ここまでの分析を整理すると、VTuberコラボが機能するかどうかは、4つの条件で判断できます。
1つ目は、届けたい相手です。獲得したい顧客にZ世代からミレニアル世代(おおむね15歳から44歳)が含まれていますか。含まれていなければ効果は限られます。
2つ目は、商品の性質です。商品から機能的スペックを全部取り除いたとき、デザイン、ブランドの物語、世界観のどれかが残りますか。残るなら、バーチャルタレントはその価値を代弁できます。残らないなら、語らせるメッセージがありません。
3つ目は、目的です。主目的が短期の売上アップではなく、ブランドの認知拡大やイメージ刷新にありますか。VTuber起用の効果は、ブランドの文化的な立ち位置を動かすところに現れます。
4つ目は、環境です。サブカルチャーと相性のよい展開場所を用意できますか。ダイアナの場合、コラボ対象には常設のパルコやルミネの店舗が含まれ、百貨店は外されていました。
逆に、アピール内容が物理的な機能に偏りすぎている場合、ターゲットがバーチャル文化に馴染みのない層だけの場合、VTuber文化をリスペクトせず集客の道具として扱う場合は、コラボはうまくいきません。それは「VTuberが不向き」なのではなく、設計の組み合わせが間違っているだけです。

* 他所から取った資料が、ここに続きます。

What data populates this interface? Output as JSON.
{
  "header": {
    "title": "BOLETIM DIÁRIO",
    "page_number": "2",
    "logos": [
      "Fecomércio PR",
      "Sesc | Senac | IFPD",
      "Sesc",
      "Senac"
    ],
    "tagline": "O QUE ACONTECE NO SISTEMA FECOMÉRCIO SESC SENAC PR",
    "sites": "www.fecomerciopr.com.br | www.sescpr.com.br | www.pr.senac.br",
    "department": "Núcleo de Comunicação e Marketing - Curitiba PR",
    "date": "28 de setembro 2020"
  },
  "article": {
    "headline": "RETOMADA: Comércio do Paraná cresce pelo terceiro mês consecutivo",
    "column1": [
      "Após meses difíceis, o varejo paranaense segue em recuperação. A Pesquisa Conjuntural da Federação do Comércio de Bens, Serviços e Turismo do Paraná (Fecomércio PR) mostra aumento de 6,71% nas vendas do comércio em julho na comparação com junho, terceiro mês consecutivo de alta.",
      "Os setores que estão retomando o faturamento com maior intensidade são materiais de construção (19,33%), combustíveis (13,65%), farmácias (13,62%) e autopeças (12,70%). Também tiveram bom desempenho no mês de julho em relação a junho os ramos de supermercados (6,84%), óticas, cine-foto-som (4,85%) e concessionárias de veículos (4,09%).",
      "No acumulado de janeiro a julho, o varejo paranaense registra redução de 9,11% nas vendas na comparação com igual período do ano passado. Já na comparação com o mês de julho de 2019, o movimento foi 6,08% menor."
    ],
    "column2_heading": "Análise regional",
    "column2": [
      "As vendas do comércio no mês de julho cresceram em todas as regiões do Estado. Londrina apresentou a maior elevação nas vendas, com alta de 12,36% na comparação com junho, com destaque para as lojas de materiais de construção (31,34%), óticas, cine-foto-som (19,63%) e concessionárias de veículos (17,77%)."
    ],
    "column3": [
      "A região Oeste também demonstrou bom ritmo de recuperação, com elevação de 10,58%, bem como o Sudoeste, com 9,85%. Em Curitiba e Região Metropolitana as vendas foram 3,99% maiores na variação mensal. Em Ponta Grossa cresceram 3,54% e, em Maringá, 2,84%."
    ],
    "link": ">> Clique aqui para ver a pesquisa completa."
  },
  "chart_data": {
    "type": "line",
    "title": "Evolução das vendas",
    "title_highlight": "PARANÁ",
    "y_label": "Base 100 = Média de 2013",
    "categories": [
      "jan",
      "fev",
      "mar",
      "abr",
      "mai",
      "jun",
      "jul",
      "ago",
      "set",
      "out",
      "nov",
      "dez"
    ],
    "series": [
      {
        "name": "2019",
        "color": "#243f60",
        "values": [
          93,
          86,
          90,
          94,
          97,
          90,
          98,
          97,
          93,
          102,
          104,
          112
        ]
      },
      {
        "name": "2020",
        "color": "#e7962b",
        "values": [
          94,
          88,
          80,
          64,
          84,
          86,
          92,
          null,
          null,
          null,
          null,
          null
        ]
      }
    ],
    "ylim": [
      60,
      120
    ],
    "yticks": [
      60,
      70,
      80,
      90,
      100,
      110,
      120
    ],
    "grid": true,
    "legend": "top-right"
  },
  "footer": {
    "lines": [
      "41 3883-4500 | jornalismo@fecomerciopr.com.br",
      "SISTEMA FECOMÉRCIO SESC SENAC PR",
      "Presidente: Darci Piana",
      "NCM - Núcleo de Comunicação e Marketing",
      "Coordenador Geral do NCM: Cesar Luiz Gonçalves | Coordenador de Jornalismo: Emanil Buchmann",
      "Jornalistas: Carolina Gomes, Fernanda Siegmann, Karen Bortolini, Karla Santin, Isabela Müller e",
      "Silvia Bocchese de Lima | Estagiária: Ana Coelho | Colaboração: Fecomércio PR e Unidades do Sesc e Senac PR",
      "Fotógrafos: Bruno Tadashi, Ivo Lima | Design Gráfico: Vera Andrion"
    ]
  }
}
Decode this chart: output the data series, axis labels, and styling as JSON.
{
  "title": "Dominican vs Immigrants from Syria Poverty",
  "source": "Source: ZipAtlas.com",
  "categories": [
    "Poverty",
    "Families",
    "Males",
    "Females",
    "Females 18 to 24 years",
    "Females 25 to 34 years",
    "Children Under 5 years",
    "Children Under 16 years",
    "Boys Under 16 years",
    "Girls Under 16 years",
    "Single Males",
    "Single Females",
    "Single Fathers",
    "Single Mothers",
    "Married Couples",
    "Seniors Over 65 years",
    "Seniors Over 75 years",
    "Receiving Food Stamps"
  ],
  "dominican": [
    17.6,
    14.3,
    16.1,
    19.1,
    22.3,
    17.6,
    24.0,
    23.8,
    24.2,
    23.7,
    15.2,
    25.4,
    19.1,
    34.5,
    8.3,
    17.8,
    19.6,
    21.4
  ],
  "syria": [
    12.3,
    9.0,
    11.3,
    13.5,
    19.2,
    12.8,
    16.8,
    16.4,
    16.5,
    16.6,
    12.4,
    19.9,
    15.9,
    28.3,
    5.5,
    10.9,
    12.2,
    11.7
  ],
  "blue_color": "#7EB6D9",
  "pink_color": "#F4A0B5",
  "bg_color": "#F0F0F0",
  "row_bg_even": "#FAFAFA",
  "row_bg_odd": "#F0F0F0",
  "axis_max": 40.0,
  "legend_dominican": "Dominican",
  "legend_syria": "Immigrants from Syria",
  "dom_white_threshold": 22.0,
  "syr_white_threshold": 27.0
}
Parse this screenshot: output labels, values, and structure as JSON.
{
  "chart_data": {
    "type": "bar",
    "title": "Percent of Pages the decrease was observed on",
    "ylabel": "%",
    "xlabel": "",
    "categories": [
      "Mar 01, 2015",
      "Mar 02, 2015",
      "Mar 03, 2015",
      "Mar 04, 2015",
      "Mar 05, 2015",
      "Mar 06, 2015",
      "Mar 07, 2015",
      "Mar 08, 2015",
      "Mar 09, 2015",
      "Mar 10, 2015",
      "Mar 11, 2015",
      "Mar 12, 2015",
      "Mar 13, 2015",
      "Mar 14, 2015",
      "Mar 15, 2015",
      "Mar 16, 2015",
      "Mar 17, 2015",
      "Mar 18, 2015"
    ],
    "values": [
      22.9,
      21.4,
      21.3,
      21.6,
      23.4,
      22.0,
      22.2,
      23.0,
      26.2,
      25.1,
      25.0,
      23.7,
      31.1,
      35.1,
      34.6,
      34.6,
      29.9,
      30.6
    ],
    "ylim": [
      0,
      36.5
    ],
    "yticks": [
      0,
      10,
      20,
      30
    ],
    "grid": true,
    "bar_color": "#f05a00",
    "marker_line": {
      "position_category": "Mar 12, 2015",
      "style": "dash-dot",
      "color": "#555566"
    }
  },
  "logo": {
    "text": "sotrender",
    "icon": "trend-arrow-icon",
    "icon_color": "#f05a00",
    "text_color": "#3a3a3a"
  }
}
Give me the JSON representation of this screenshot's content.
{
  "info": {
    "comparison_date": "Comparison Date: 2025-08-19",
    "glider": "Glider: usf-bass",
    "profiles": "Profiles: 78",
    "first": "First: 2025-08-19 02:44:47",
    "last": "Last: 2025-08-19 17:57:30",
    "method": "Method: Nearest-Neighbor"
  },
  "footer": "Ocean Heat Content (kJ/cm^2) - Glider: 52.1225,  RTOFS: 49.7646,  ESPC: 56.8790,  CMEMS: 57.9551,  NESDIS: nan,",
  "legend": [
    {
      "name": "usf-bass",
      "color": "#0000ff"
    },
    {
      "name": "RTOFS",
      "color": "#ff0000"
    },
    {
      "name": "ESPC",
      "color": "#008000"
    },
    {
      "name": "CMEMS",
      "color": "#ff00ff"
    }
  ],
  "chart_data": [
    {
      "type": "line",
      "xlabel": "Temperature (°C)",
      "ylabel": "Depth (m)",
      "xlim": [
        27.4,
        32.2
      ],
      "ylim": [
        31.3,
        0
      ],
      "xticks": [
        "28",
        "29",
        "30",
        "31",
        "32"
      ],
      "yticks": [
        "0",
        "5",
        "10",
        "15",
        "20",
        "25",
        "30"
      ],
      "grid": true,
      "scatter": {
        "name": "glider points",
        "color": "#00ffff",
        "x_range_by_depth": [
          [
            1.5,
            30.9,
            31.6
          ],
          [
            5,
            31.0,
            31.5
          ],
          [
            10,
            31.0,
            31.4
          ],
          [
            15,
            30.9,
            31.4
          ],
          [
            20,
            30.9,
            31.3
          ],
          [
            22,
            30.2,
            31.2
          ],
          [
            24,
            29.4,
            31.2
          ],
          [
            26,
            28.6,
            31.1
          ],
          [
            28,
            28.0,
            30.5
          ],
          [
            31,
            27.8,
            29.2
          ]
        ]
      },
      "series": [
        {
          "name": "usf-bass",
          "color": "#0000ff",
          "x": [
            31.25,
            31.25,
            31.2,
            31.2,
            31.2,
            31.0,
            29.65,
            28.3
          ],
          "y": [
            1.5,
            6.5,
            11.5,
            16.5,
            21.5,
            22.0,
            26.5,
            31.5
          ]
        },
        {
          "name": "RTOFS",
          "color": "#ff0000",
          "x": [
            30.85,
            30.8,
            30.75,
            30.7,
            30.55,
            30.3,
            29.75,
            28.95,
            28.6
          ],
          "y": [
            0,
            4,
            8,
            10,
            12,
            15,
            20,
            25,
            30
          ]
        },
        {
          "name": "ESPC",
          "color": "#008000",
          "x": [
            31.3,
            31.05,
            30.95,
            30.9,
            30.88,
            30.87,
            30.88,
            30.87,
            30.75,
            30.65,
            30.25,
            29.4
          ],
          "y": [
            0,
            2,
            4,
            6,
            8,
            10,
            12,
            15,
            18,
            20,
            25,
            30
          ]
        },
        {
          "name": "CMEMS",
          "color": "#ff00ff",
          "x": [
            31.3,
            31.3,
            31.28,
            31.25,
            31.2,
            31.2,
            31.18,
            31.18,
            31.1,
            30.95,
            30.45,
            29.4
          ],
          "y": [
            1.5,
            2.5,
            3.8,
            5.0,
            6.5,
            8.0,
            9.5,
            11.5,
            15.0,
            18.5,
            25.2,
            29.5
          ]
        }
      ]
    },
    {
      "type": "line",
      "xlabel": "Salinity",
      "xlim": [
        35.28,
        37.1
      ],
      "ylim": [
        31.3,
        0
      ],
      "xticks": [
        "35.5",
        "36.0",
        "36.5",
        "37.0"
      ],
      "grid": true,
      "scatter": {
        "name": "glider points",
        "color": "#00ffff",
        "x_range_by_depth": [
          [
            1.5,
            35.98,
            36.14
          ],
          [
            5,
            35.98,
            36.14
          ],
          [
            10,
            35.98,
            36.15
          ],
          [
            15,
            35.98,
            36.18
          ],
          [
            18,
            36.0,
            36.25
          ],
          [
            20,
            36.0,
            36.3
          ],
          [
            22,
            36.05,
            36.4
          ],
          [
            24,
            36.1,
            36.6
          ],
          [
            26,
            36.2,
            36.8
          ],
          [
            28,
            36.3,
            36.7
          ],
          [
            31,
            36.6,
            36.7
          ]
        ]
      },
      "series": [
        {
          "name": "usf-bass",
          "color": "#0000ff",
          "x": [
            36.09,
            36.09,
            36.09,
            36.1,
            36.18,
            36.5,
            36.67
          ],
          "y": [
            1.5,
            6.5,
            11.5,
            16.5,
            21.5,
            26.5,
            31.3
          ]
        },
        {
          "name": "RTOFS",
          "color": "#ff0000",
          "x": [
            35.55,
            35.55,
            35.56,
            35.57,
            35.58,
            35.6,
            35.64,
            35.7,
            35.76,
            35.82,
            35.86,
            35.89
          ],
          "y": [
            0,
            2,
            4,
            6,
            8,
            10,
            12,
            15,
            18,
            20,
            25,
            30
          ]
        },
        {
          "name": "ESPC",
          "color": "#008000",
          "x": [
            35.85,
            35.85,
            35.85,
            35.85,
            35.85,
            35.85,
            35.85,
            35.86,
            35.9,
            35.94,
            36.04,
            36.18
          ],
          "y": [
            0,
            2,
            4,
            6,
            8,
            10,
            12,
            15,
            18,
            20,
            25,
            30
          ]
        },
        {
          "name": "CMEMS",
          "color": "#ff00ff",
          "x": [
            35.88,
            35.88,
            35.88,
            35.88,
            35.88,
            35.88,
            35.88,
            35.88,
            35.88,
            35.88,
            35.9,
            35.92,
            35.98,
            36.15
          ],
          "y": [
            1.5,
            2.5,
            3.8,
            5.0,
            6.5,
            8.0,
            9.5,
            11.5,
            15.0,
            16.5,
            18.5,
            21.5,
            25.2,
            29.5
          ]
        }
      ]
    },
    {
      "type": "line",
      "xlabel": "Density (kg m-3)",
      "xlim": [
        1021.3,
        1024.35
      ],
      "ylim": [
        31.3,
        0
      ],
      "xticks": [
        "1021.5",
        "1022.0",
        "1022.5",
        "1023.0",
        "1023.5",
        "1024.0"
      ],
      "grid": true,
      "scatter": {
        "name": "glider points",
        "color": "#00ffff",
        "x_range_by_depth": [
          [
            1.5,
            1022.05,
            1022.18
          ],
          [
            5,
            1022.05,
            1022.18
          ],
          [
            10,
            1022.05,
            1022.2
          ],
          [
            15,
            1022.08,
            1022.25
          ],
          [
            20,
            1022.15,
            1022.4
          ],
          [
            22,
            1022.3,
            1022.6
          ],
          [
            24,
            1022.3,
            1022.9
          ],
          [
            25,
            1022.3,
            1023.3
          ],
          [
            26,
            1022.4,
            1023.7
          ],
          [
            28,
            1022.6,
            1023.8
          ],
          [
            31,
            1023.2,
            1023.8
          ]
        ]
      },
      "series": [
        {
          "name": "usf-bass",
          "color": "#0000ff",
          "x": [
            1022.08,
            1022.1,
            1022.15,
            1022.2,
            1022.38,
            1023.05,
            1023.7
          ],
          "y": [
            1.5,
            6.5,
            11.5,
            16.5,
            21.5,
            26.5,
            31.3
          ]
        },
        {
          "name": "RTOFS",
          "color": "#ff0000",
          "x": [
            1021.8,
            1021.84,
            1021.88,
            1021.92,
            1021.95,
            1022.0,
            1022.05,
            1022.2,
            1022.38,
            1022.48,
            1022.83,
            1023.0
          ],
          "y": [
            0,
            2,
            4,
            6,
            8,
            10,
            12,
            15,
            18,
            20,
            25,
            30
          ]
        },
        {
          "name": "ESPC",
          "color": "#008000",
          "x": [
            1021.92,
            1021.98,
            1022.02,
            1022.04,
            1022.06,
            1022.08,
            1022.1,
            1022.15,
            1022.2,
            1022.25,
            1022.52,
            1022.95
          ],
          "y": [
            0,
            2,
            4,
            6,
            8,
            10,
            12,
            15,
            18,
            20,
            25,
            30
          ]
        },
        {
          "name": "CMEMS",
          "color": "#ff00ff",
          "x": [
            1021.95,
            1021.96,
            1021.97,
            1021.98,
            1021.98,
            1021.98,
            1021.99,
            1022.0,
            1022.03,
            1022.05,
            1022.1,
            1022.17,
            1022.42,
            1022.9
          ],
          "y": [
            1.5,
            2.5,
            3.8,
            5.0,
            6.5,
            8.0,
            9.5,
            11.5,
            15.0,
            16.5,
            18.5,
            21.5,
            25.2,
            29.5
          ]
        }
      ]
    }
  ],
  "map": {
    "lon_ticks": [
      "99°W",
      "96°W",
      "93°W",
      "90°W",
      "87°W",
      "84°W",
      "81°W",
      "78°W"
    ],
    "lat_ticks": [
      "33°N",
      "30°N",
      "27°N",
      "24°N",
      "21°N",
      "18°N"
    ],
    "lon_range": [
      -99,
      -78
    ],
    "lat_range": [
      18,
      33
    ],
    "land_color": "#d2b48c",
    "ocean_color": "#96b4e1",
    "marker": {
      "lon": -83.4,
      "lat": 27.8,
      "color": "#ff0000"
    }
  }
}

ダイアナ×キズナアイの事例が興味深いのは、この4つの条件すべてに対して意図的に設計を合わせている点です。
キズナアイという「象徴」の選定、パルコという「場所」の選定、VRChat用3Dモデルという「体験」の設計、ノベルティという「動機」の設計。どれか一つでも欠けていれば、施策の整合性は崩れていたでしょう。
「バーチャルの存在がこの商品を売れるか」と問い続ける限り、答えはいつもノーに近くなります。触れられない存在に、触れる商品の良さは伝えられません。
しかし、「この商品から機能を取り除いた後に残る物語を、バーチャルの存在が代弁できるか」と問い直すと、景色はまったく変わります。
もし自社の商品に、機能を取り除いた後にも語れる物語があるなら。ブランドを今とは違う文化圏に接続したいと考えているなら。ダイアナが踏み出した一歩は、参考にする価値があります。